Summary
- We are seeing from a larger player now that restructuring is actually picking up, but not with disaster bankruptcies that we might have expected some years ago.
- Europe is a strong market for PWP, and the losses in revenue are all coming from the US, but we are seeing sequential improvement and the bleeding is staunched.
- The narratives remain the same, and that's the elongated cycles but building backlogs. We fully believe this and think that as certainty rises velocity, the key factor, will normalise.
- Management mentioned another interesting dynamic to remember about these sorts of business, which is the competition between corporates and sponsors, which has been a mitigant.
- Finally, the company is very confident in the low value of its stock and has doubled their already substantial buyback program for an additional 13% of market cap.
Perella Weinberg Partners ( PWP ) is one of the many advisory companies that we cover on Seeking Alpha. They are a boutique and while they had a pretty devastated beginning of the year, they are looking better now, and their European performance is commendable. They speak about restructuring picking up, and we get more information on the sponsor-corporate dynamics in the M&A space. We have every reason to believe that this space will normalise. What matters is certainty, with the low valuations in markets actually being a tailwind given corporate conditions. They are also going to buyback another 13% of shares, showing confidence in their value. It's one of the most respected brands and a very solid way to play the advisory space without going to mainstream and avoiding the pitfalls in the full-service banks' business.
FY Earnings Note
Firstly, we should notice that the rate of revenue accelerated into the Q4 on a sequential basis. While some of it might be seasonality and pushing for deals to get over the finish line for earnings, it also comes down to better market conditions.
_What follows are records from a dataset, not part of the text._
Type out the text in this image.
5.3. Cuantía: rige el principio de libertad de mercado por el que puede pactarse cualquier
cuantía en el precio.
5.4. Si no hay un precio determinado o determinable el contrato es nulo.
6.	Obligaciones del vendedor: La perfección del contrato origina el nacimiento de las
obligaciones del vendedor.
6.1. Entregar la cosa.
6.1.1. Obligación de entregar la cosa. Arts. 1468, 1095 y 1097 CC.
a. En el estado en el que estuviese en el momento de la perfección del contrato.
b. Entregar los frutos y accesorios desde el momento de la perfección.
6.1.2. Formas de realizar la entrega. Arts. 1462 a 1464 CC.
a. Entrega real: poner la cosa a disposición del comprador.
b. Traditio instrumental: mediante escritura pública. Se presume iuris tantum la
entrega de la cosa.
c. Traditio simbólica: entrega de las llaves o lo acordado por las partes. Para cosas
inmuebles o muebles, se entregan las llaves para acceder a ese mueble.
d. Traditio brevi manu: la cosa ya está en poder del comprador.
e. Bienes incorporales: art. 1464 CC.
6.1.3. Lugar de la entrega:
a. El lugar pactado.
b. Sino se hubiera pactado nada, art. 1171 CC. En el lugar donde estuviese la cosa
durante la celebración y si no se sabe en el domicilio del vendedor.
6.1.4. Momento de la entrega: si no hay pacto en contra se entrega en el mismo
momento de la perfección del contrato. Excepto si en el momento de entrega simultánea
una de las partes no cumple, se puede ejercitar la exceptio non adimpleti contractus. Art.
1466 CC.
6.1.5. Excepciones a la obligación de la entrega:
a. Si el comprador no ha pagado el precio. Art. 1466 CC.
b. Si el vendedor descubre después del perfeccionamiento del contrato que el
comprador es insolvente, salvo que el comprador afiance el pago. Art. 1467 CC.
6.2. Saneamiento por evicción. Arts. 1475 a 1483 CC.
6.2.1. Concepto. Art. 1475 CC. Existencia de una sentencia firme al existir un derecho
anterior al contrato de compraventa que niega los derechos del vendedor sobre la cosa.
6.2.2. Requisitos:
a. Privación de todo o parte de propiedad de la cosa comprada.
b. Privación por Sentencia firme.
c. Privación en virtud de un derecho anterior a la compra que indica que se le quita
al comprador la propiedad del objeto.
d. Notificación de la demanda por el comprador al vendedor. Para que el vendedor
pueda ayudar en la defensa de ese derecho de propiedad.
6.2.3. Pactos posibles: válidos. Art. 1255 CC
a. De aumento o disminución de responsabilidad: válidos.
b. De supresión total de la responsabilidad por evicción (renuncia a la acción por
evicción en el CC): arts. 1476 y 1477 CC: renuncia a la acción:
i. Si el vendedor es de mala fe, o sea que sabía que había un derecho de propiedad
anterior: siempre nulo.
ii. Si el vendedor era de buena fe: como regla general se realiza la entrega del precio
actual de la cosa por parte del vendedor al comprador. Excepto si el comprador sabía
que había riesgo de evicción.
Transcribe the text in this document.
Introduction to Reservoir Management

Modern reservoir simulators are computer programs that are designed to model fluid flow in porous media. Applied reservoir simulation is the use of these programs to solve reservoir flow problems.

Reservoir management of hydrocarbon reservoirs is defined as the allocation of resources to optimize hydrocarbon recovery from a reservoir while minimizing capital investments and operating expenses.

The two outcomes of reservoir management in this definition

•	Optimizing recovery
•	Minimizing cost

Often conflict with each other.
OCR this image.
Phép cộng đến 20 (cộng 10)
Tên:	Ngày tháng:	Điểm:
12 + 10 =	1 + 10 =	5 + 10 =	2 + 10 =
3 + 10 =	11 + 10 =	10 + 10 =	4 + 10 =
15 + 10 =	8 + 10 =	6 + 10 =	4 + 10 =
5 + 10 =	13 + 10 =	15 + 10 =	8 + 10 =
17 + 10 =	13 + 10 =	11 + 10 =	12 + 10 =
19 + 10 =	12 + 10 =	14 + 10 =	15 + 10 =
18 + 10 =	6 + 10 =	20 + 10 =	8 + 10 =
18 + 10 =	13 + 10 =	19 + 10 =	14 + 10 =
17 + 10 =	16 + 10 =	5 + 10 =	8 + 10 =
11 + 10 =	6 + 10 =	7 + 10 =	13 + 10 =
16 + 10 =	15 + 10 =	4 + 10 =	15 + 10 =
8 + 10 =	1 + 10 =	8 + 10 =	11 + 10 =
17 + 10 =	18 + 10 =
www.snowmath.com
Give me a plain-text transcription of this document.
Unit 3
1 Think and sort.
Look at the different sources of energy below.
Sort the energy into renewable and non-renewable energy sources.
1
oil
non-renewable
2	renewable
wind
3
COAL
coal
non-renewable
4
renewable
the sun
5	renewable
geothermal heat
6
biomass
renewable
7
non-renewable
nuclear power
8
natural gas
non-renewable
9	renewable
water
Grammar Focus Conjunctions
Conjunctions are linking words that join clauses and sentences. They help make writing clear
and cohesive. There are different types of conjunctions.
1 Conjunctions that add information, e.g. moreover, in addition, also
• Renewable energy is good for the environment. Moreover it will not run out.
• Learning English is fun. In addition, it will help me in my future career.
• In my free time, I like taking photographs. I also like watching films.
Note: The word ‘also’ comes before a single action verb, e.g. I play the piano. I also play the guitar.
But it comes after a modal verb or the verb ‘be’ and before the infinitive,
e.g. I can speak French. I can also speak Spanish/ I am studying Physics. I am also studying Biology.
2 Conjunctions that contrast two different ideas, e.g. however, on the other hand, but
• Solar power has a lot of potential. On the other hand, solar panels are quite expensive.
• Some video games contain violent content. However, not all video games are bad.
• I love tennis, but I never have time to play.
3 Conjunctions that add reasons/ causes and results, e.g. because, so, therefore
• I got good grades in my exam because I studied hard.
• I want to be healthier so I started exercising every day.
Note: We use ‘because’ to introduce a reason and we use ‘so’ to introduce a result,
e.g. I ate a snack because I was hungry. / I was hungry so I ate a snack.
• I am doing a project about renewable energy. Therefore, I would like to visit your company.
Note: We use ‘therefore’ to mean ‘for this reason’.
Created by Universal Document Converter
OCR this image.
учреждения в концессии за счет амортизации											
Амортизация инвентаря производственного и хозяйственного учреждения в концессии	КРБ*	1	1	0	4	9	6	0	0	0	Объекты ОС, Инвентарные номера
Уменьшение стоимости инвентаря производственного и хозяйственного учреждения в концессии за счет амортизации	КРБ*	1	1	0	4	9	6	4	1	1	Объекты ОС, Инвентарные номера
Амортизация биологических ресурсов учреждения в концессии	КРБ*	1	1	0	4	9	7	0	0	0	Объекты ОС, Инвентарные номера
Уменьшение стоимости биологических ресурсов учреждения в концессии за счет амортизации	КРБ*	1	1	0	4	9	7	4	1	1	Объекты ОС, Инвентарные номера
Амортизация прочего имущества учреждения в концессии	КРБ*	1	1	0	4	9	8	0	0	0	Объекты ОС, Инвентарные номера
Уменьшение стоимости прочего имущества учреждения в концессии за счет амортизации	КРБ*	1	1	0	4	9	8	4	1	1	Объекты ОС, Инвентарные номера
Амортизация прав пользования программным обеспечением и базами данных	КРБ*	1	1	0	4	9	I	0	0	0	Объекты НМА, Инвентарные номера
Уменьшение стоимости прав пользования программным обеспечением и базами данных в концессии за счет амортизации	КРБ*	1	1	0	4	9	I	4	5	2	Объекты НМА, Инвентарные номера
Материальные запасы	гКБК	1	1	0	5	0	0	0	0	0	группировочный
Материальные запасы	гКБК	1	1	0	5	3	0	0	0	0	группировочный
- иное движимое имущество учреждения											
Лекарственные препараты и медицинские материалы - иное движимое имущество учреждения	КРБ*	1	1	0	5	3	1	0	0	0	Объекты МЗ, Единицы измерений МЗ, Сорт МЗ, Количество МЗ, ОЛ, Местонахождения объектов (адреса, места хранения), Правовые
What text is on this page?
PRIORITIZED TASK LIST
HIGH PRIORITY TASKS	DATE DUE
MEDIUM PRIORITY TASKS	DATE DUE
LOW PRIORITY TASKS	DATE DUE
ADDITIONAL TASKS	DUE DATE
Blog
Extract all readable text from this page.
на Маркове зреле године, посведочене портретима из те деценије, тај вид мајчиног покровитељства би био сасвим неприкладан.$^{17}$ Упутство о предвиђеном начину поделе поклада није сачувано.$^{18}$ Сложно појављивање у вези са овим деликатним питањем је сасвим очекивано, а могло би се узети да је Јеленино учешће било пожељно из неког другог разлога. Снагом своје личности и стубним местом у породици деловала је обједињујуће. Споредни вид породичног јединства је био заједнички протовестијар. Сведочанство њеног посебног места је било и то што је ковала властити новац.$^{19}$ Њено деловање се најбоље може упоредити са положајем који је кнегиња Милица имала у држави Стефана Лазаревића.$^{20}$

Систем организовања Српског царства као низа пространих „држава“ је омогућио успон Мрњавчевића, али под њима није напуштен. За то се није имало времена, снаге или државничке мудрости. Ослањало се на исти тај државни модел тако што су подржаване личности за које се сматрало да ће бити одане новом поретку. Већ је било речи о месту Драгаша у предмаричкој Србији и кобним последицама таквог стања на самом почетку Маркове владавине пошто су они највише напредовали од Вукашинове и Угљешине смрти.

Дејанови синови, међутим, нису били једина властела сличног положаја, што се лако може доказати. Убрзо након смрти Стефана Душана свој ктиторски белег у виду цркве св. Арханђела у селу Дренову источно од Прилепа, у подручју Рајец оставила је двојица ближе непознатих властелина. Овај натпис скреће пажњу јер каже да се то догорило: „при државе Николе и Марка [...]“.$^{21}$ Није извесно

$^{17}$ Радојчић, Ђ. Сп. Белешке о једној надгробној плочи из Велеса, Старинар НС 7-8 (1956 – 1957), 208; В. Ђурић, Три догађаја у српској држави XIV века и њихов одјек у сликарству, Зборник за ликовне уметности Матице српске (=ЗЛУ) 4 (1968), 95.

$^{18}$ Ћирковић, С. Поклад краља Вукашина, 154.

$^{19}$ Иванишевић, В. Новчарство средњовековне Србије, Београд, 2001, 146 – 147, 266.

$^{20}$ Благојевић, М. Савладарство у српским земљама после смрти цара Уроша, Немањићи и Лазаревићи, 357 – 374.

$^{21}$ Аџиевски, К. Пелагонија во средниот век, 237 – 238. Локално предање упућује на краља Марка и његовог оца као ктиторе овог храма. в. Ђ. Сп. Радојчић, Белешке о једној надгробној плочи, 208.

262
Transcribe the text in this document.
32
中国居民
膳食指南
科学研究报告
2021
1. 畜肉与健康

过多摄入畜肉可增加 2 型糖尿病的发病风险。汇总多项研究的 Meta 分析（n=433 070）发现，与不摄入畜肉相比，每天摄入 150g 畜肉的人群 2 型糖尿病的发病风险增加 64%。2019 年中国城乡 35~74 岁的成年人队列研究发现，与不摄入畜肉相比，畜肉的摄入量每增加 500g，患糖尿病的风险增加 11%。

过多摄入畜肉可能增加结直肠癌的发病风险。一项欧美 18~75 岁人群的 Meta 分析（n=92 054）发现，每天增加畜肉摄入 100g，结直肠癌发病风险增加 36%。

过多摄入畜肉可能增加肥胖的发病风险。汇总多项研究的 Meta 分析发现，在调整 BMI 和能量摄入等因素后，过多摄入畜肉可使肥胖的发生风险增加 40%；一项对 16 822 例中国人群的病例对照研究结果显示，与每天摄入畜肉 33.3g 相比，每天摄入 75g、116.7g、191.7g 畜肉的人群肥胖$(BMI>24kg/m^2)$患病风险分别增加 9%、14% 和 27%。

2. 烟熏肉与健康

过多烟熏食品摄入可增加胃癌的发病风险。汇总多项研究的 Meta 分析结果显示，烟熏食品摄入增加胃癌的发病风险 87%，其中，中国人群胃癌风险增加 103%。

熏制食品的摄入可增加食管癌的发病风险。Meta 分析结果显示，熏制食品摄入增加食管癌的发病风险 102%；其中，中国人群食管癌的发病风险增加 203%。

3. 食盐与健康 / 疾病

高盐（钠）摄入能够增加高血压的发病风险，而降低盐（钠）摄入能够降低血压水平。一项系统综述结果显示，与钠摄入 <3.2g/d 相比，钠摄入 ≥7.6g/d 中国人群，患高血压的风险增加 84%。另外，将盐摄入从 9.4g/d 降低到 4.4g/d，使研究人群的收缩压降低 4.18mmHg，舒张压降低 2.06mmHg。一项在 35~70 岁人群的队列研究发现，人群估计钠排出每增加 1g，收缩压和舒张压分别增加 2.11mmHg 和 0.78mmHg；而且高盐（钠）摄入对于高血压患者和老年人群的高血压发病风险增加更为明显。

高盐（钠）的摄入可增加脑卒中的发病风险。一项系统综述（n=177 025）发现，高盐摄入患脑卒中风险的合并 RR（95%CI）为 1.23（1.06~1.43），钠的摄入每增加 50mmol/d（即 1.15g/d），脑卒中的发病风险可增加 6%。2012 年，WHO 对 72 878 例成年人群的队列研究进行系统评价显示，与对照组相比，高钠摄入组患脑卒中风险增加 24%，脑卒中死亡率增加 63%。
FY revenue growth is down around 20% , consistent with peer Greenhill ( GHL ) which is a more idiosyncratic player, but the rate of revenue sequentially improved approximately 20%. Due to operating leverage in the business model, net income margins rose substantially from -6% to 3% thanks to sequential improvement and some major deal closes.
Some of the big ones this year have been in restructuring, and the discussion of 'dialogues' are finally over. While not in total disaster situations, activity is picking up on more light restructuring projects as companies reposition to become more comfortable in the current environment - things like managing maturities for mostly healthy companies. Management is clear now that this activity is actually picking up, but the growth in these more esoteric businesses are coming from things like private capital placement, and more idiosyncratic sources of revenue. Also their big restructuring deals have been in the public sector in 2022, not so much the private.
PWP apparently managed to keep their European business flat , without declining, and this is a testament to their top-tier status. The US drove declines, and this would partially be because of hard comps but it's also because the US is structurally more levered to economic conditions in its M&A activity, just because activity tends to be less conservative in the US.
They also referenced other dynamics which we've seen in PWP's peers. In particular, financial sponsor activity meaning PE firms and the like, usually referred to as just 'sponsors', is depressed due to difficult credit market conditions and trigger shy funds busy explaining their impaired values to LPs from a zealous 2021 of allocations. Corporates are completely taking over the M&A markets right now, even though financial sponsors could step in and pick up wish-list companies at better valuations nowadays - again, it's a problem of how much they can leverage nowadays. Apparently, opportunities to get credit is coming in waves, showing that a lot of the problems are coming from the primary issuers, i.e., the suppliers of credit. However, factors that lead to less demand from financial sponsors becomes an opportunity for corporates to step in, and this has been a mitigating factor for an otherwise tough year. PE will eventually have to put money somewhere too, especially with all their dry-powder.
Bottom Line
The quarter brings little surprises, but the big news is the buyback.
And finally, we acted on our commitment to return capital in total returning north of a $100 million in 2022. After announcing a $100 million share repurchase authorization in February 2022, we have deployed approximately 75% of it in under a year's time. And we announced this morning an incremental 100 million dollar authorization.
Peter Weinberg, Chairman of PWP
In other words, there is going to be a buyback of around 13% of the market cap based on the current share price, over the next year. Of course, the market cap could vary, but the 13% applies if they were to buyback all the shares today.
They started this when their price was in the pits, so it's fine that they're doing a bit of smoothing out on the way back up. Investors can imagine that they'll be buying the dip on their own stock then, and that should lend investors more confidence that a gully won't go on forever.
PWP trades in line with a company like Greenhill in terms of EV/Revenue, where PWP is aggressively scaling and taking on some costs right now making them harder to compare. Compensation has stayed higher as they're still investing in talent, and also chose to keep comps high to keep employees happy given the relatively strong PWP performance, especially in Europe.
We think there's a lot of upside in PWP. They should be closer to Moelis ( MC ) in some of these multiples. They're below them on the forward PE basis, and they are certainly below them on P/S and EV/Revenue metrics by a factor of 5. The reputation is strong, and the performance continues to improve. Buyback gives extra leverage given that we think certainty will bring those velocities up, and help liquidate backlogs faster and faster as we move further into 2023. It's a solid pick, we like it better than Moelis right now.